Néanmoins, à une échelle macroéconomique, les inégalités de financement entre pays sont encore plus flagrantes : le Royaume-Uni investit plus de 10 000€ de plus par étudiant dans le supérieur que la France ou la moyenne européenne (visuel ci-dessous). 

Si l'on va dans le détail des financements, on constate, d'une part, que le financement public est dominant au sein de l'EU : la gratuité du modèle d’enseignement supérieur - dans la plupart des pays d'Europe - nécessiterait un financement public sensiblement plus élevé si l'on souhaite ne serait-ce qu'espérer approcher le modèle britannique ou américain. Le graphique suivant présente les différents systèmes de financement des modèles universitaires européens. 

Là où la France est très dépendante des fonds publics, d’autres pays comme les Pays-Bas misent davantage sur le soutien par des financements privés tandis que le Royaume-Uni présente un modèle complètement différent qui repose sur des sources de financement plus diversifiées. 

Enfin, cette dépendance européenne aux financements publics limite les États dans leur agilité à dépenser une part importante de leur richesse dans la recherche. Or l'évolution de l’investissement en R&D semble en partie corrélé à l’émergence de nouvelles startups. 

Le cas d'Israël, qui a fortement augmenté ses dépenses R&D, est symptomatique de cela : par une augmentation de 30 % en cinq ans de la part du PIB allouée à la R&D, le pays a pu multiplier par deux son nombre de startups en amorçage et compte désormais 23 licornes. Si le Royaume Uni semble faire exception avec une part faible et stagnante de son PIB consacrée à la recherche, c'est largement du fait que le secteur traditionnel n'innove presque plus, mais que la recherche et développement reste néanmoins dynamique dans le domaine des Computer Sciences, le pays étant même le second plus actif en publications scientifiques sur ce sujet dans le monde.

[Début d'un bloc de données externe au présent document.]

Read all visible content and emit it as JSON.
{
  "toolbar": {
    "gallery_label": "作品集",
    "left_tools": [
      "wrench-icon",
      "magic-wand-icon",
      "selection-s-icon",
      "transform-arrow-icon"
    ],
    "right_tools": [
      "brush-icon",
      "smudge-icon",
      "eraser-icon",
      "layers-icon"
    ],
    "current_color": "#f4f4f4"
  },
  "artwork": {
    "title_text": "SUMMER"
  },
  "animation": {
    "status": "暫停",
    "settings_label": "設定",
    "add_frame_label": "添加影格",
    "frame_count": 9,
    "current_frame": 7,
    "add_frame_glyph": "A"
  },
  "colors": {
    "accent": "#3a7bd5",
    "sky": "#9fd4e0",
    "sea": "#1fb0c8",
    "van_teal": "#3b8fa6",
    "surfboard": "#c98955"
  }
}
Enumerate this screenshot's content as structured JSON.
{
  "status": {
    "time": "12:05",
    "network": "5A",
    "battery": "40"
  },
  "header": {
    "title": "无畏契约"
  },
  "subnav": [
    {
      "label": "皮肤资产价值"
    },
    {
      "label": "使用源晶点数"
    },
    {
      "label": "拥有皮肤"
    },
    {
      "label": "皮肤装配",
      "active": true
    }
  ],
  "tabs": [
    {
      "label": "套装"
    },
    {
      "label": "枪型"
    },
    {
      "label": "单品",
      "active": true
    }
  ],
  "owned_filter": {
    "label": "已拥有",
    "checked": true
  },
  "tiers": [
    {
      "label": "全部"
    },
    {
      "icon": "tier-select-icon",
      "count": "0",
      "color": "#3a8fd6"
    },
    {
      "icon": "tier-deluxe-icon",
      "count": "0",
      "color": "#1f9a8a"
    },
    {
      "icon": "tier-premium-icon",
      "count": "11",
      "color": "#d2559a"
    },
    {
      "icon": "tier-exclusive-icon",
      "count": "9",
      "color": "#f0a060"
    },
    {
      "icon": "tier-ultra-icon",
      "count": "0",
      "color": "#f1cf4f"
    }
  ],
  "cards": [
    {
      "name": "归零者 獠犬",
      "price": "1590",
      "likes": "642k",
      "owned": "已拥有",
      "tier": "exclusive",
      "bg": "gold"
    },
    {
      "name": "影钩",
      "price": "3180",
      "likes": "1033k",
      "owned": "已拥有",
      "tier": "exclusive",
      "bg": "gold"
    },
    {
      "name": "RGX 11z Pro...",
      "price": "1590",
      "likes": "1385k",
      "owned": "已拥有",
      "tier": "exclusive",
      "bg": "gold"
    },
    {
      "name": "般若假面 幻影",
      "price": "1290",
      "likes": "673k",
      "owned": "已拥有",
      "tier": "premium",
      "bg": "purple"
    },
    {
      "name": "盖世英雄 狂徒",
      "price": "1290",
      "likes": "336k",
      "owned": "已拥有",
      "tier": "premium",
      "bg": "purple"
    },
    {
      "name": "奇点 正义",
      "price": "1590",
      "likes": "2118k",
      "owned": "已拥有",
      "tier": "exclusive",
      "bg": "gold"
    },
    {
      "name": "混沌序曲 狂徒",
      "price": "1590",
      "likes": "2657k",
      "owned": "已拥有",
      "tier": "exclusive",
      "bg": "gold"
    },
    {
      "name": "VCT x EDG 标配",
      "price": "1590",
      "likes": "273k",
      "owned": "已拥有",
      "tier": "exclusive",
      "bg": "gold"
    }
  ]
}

Dans un prochain article, nous reviendrons sur les causes généralement invoquées du retard de la Tech en Europe: la culture de l'entreprenariat, la fragmentation du marché européen, les politiques industrielles, la politique de concurrence, le financement de l'innovation ... afin de permettre aux responsables politiques de choisir les actions les plus efficaces pour refaire de l'Europe un continent à la pointe des révolutions industrielles, comme il l'a été de la Renaissance au début du XXème siècle. Nous verrons que c'est possible, que l'Europe a des atouts majeurs, et que ce sera même moins difficile que ne le laisse entendre le pessimisme ambiant.